A logic flaw (CVE-2025-11429) was discovered in Keycloak's session management system on October 7, 2025. The vulnerability affects Keycloak's handling of the "Remember Me" realm setting, where the system fails to immediately enforce the disabling of this feature on existing user sessions. This flaw impacts Keycloak versions prior to 26.4.1, particularly affecting the org.keycloak:keycloak-services package (Miggo Database, Red Hat CVE).

The vulnerability has been assigned a CVSS v3.1 score of 5.4 with the vector CVSS:3.1/AV:N/AC:L/PR:L/UI:N/S:U/C:L/I:L/A:N. The flaw is categorized as CWE-613 and lies in the session expiration logic, which relies on the session-local "remember-me" flag without validating the current realm-level configuration.
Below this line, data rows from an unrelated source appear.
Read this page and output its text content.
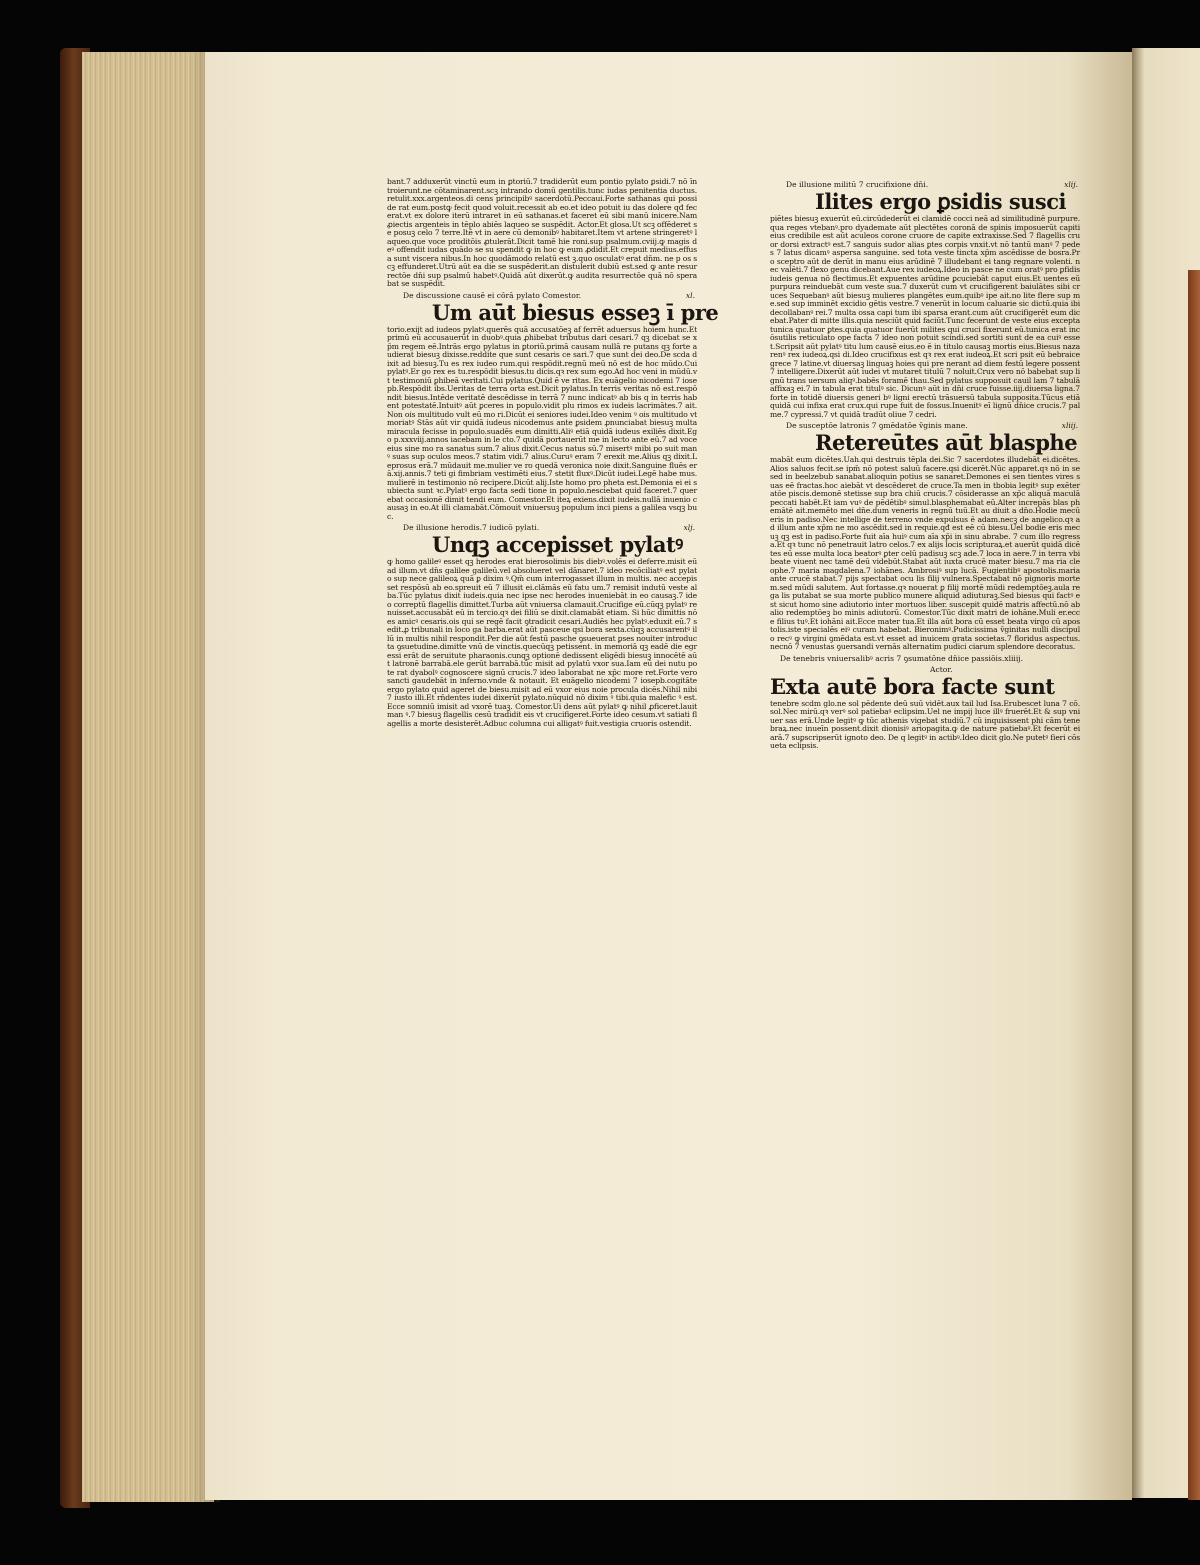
bant.7 adduxerūt vinctū eum in ꝑtoriū.7 tradiderūt eum pontio pylato ꝑsidi.7 nō īn troierunt.ne cōtaminarent.scꝫ intrando domū gentilis.tunc iudas penitentia ductus.retulit.xxx.argenteos.di cens principibꝰ sacerdotū.Peccaui.Forte sathanas qui posside rat eum.postꝙ fecit quod voluit.recessit ab eo.et ideo potuit iu das dolere qđ fecerat.vt ex dolore iterū intraret in eū sathanas.et faceret eū sibi manū inicere.Nam ꝓiectis argenteis in tēplo abiēs laqueo se suspēdit. Actor.Et glosa.Ut scꝫ offēderet se posuꝫ celo 7 terre.Itē vt in aere cū demonibꝰ habitaret.Item vt artene stringeretꝰ laqueo.que voce proditōis ꝓtulerāt.Dicit tamē hie roni.sup psalmum.cviij.ꝙ magis deꝰ offendit iudas quādo se su spendit ꝙ in hoc ꝙ eum ꝓdidit.Et crepuit medius.effusa sunt viscera nibus.In hoc quodāmodo relatū est ꝫ.quo osculatꝰ erat dn̄m. ne p os scꝫ effunderet.Utrū aūt ea die se suspēderit.an distulerit dubiū est.sed ꝙ ante resurrectōe dn̄i sup psalmū habetꝰ.Quidā aūt dixerūt.ꝙ audita resurrectōe quā nō sperabat se suspēdit.

De discussione causē ei cōrā pylato Comestor.	xl.
Um aūt biesus esseꝫ ī pre

torio.exijt ad iudeos pylatꝰ.querēs quā accusatōeꝫ af ferrēt aduersus hoiem hunc.Et primū eū accusauerūt in duobꝰ.quia ꝓhibebat tributus dari cesari.7 qꝫ dicebat se xp̄m regem eē.Intrās ergo pylatus in ꝑtoriū.primā causam nullā re putans qꝫ forte audierat biesuꝫ dixisse.reddite que sunt cesaris ce sari.7 que sunt dei deo.De scda dixit ad biesuꝫ.Tu es rex iudeo rum.qui respōdit.regnū meū nō est de hoc mūdo.Cui pylatꝰ.Er go rex es tu.respōdit biesus.tu dicis.qꝛ rex sum ego.Ad hoc veni in mūdū.vt testimoniū ꝑhibeā veritati.Cui pylatus.Quid ē ve ritas. Ex euāgelio nicodemi 7 iosepb.Respōdit ibs.Ueritas de terra orta est.Dicit pylatus.In terris veritas nō est.respōndit biesus.Intēde veritatē descēdisse in terrā 7 nunc indicatꝰ ab bis q in terris habent potestatē.Intuitꝰ aūt ꝑceres in populo.vidit plu rimos ex iudeis lacrimātes.7 ait.Non ois multitudo vult eū mo ri.Dicūt ei seniores iudei.Ideo venim ꝰ ois multitudo vt moriatꝰ Stās aūt vir quidā iudeus nicodemus ante ꝑsidem ꝓnunciabat biesuꝫ multa miracula fecisse in populo.suadēs eum dimitti.Aliꝰ etiā quidā iudeus exiliēs dixit.Ego p.xxxviij.annos iacebam in le cto.7 quidā portauerūt me in lecto ante eū.7 ad voce eius sine mo ra sanatus sum.7 alius dixit.Cecus natus sū.7 misertꝰ mibi po suit manꝰ suas sup oculos meos.7 statim vidi.7 alius.Curuꝰ eram 7 erexit me.Alius qꝫ dixit.Leprosus erā.7 mūdauit me.mulier ve ro quedā veronica noie dixit.Sanguine fluēs erā.xij.annis.7 teti gi fimbriam vestimēti eius.7 stetit fluxꝰ.Dicūt iudei.Legē habe mus.mulierē in testimonio nō recipere.Dicūt alij.Iste homo pro pheta est.Demonia ei ei subiecta sunt ꝛc.Pylatꝰ ergo facta sedi tione in populo.nesciebat quid faceret.7 querebat occasionē dimit tendi eum. Comestor.Et iteꝝ exiens.dixit iudeis.nullā inuenio causaꝫ in eo.At illi clamabāt.Cōmouit vniuersuꝫ populum inci piens a galilea vsqꝫ buc.

De illusione herodis.7 iudicō pylati.	xlj.
Unqꝫ accepisset pylatꝰ

ꝙ homo galileꝰ esset qꝫ herodes erat bierosolimis bis diebꝰ.volēs ei deferre.misit eū ad illum.vt dn̄s galilee galileū.vel absolueret vel dānaret.7 ideo recōciliatꝰ est pylato sup nece galileoꝝ quā ꝑ dixim ꝰ.Qm̄ cum interrogasset illum in multis. nec accepisset respōsū ab eo.spreuit eū 7 illusit ei.clāmās eū fatu um.7 remisit indutū veste alba.Tūc pylatus dixit iudeis.quia nec ipse nec herodes inueniebāt in eo causaꝫ.7 ideo correptū flagellis dimittet.Turba aūt vniuersa clamauit.Crucifige eū.cūqꝫ pylatꝰ renuisset.accusabāt eū in tercio.qꝛ dei filiū se dixit.clamabāt etiam. Si hūc dimittis nō es amicꝰ cesaris.ois qui se regē facit ꝯtradicit cesari.Audiēs hec pylatꝰ.eduxit eū.7 sedit.ꝓ tribunali in loco ga barba.erat aūt pasceue qsi bora sexta.cūqꝫ accusarentꝰ illū in multis nihil respondit.Per die aūt festū pasche ꝯsueuerat ꝑses nouiter introducta ꝯsuetudine.dimitte vnū de vinctis.quecūqꝫ petissent. in memoriā qꝫ eadē die egressi erāt de seruitute pharaonis.cunqꝫ optionē dedissent eligēdi biesuꝫ innocētē aūt latronē barrabā.ele gerūt barrabā.tūc misit ad pylatū vxor sua.Iam eū dei nutu pote rat dyabolꝰ cognoscere signū crucis.7 ideo laborabat ne xp̄c more ret.Forte vero sancti gaudebāt in inferno.vnde & notauit. Et euāgelio nicodemi 7 iosepb.cogitāte ergo pylato quid ageret de biesu.misit ad eū vxor eius noie procula dicēs.Nihil nibi 7 iusto illi.Et rn̄dentes iudei dixerūt pylato.nūquid nō dixim ꝰ tibi.quia malefic ꝰ est.Ecce somniū imisit ad vxorē tuaꝫ. Comestor.Ui dens aūt pylatꝰ ꝙ nihil ꝓficeret.lauit man ꝰ.7 biesuꝫ flagellis cesū tradidit eis vt crucifigeret.Forte ideo cesum.vt satiati flagellis a morte desisterēt.Adbuc columna cui alligatꝰ fuit.vestigia cruoris ostendit.

De illusione militū 7 crucifixione dn̄i.	xlij.
Ilites ergo ꝑsidis susci

piētes biesuꝫ exuerūt eū.circūdederūt ei clamidē cocci neā ad similitudinē purpure.qua reges vtebanꝰ.pro dyademate aūt plectētes coronā de spinis imposuerūt capiti eius credibile est aūt aculeos corone cruore de capite extraxisse.Sed 7 flagellis cruor dorsi extractꝰ est.7 sanguis sudor alias ꝑtes corpis vnxit.vt nō tantū manꝰ 7 pedes 7 latus dicamꝰ aspersa sanguine. sed tota veste tincta xp̄m ascēdisse de bosra.Pro sceptro aūt de derūt in manu eius arūdinē 7 illudebant ei tanꝙ regnare volenti. nec valēti.7 flexo genu dicebant.Aue rex iudeoꝝ.Ideo in pasce ne cum oratꝰ pro ꝑfidis iudeis genua nō flectimus.Et expuentes arūdine ꝑcuciebāt caput eius.Et uentes eū purpura reinduebāt cum veste sua.7 duxerūt cum vt crucifigerent baiulātes sibi cruces Sequebanꝰ aūt biesuꝫ mulieres plangētes eum.quibꝰ ipe ait.no lite flere sup me.sed sup imminēt excidio gētis vestre.7 venerūt in locum caluarie sic dictū.quia ibi decollabanꝰ rei.7 multa ossa capi tum ibi sparsa erant.cum aūt crucifigerēt eum dicebat.Pater di mitte illis.quia nesciūt quid faciūt.Tunc fecerunt de veste eius excepta tunica quatuor ꝑtes.quia quatuor fuerūt milites qui cruci fixerunt eū.tunica erat incōsutilis reticulato ope facta 7 ideo non potuit scindi.sed sortiti sunt de ea cuiꝰ esset.Scripsit aūt pylatꝰ titu lum causē eius.eo ē in titulo causaꝫ mortis eius.Biesus nazarenꝰ rex iudeoꝝ.qsi di.Ideo crucifixus est qꝛ rex erat iudeoꝝ.Et scri psit eū bebraice grece 7 latine.vt diuersaꝫ linguaꝫ hoies qui pre nerant ad diem festū legere possent 7 intelligere.Dixerūt aūt iudei vt mutaret titulū 7 noluit.Crux vero nō babebat sup lignū trans uersum aliqꝰ.babēs foramē thau.Sed pylatus supposuit cauil lam 7 tabulā affixaꝫ ei.7 in tabula erat titulꝰ sic. Dicunꝰ aūt in dn̄i cruce fuisse.iiij.diuersa ligna.7 forte in totidē diuersis generi bꝰ ligni erectū trāsuersū tabula supposita.Tūcus etiā quidā cui infixa erat crux.qui rupe fuit de fossus.Inuenitꝰ eī lignū dn̄ice crucis.7 palme.7 cypressi.7 vt quidā tradūt oliue 7 cedri.

De susceptōe latronis 7 ꝯmēdatōe v̄ginis mane.	xliij.
Retereūtes aūt blasphe

mabāt eum dicētes.Uah.qui destruis tēpla dei.Sic 7 sacerdotes illudebāt ei.dicētes.Alios saluos fecit.se ipm̄ nō potest saluū facere.qsi dicerēt.Nūc apparet.qꝛ nō in se sed in beelzebub sanabat.alioquin potius se sanaret.Demones ei sen tientes vires suas eē fractas.hoc aiebāt vt descēderet de cruce.Ta men in tbobia legitꝰ sup exēteratōe piscis.demonē stetisse sup bra chiū crucis.7 cōsiderasse an xp̄c aliquā maculā peccati habēt.Et iam vuꝰ de pēdētibꝰ simul.blasphemabat eū.Alter increpās blas phemātē ait.memēto mei dn̄e.dum veneris in regnū tuū.Et au diuit a dn̄o.Hodie mecū eris in padiso.Nec intellige de terreno vnde expulsus ē adam.necꝫ de angelico.qꝛ ad illum ante xp̄m ne mo ascēdit.sed in requie.qđ est eē cū biesu.Uel bodie eris mecuꝫ qꝫ est in padiso.Forte fuit aīa huiꝰ cum aīa xp̄i in sinu abrabe. 7 cum illo regressa.Et qꝛ tunc nō penetrauit latro celos.7 ex alijs locis scripturaꝝ.et auerūt quidā dicētes eū esse multa loca beatorꝰ ꝑter celū padisuꝫ scꝫ ade.7 loca in aere.7 in terra vbi beate viuent nec tamē deū videbūt.Stabat aūt iuxta crucē mater biesu.7 ma ria cleophe.7 maria magdalena.7 iohānes. Ambrosiꝰ sup lucā. Fugientibꝰ apostolis.maria ante crucē stabat.7 pijs spectabat ocu lis filij vulnera.Spectabat nō pignoris mortem.sed mūdi salutem. Aut fortasse.qꝛ nouerat ꝑ filij mortē mūdi redemptōeꝫ.aula rega lis putabat se sua morte publico munere aliquid adiuturaꝫ.Sed biesus qui factꝰ est sicut homo sine adiutorio inter mortuos liber. suscepit quidē matris affectū.nō ab alio redemptōeꝫ bo minis adiutorū. Comestor.Tūc dixit matri de iohāne.Muli er.ecce filius tuꝰ.Et iohāni ait.Ecce mater tua.Et illa aūt bora cū esset beata virgo cū apostolis.iste specialēs eiꝰ curam habebat. Bieronimꝰ.Pudicissima v̄ginitas nulli discipulo recꝰ ꝙ virgini ꝯmēdata est.vt esset ad inuicem grata societas.7 floridus aspectus.necnō 7 venustas ꝯuersandi vernās alternatim pudici ciarum splendore decoratus.

De tenebris vniuersalibꝰ acris 7 ꝯsumatōne dn̄ice passiōis.xliiij.
Actor.
Exta autē bora facte sunt

tenebre scdm glo.ne sol pēdente deū suū vidēt.aux tail lud Isa.Erubescet luna 7 cō.sol.Nec mirū.qꝛ verꝰ sol patiebaꝰ eclipsim.Uel ne impij luce illꝰ fruerēt.Et & sup vniuer sas erā.Unde legitꝰ ꝙ tūc athenis vigebat studiū.7 cū inquisissent phi cām tenebraꝝ.nec inueīn possent.dixit dionisiꝰ ariopagita.ꝙ de nature patiebaꝰ.Et fecerūt ei arā.7 suꝑscripserūt ignoto deo. De q legitꝰ in actibꝰ.Ideo dicit glo.Ne putetꝰ fieri cōsueta eclipsis.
The issue specifically occurs in the isSessionValid function within AuthenticationManager.java, where sessions created with "Remember Me" enabled retain their extended session lifetime even after the feature is disabled at the realm level (Miggo Database).

When exploited, this vulnerability allows sessions created while "Remember Me" was active to retain their extended session lifetime until they expire, effectively overriding the administrator's security configuration changes. This increases the potential window for successful session hijacking and unauthorized long-term access persistence (Debian Tracker, Red Hat CVE).

The vulnerability has been patched in Keycloak version 26.4.1. The fix includes modifications to the isSessionValid method in AuthenticationManager.java, adding explicit checks to validate if a user session has the rememberMe flag set while the realm has disabled the rememberMe feature. Red Hat notes that for unpatched systems, mitigation options are either not available or do not meet their Product Security criteria for ease of use, deployment, and stability (Miggo Database, Red Hat CVE).

The vulnerability was discovered by Alexander Schwartz of Red Hat, highlighting the ongoing security research efforts within the company. The issue has been classified as having moderate severity by Red Hat (Red Hat CVE).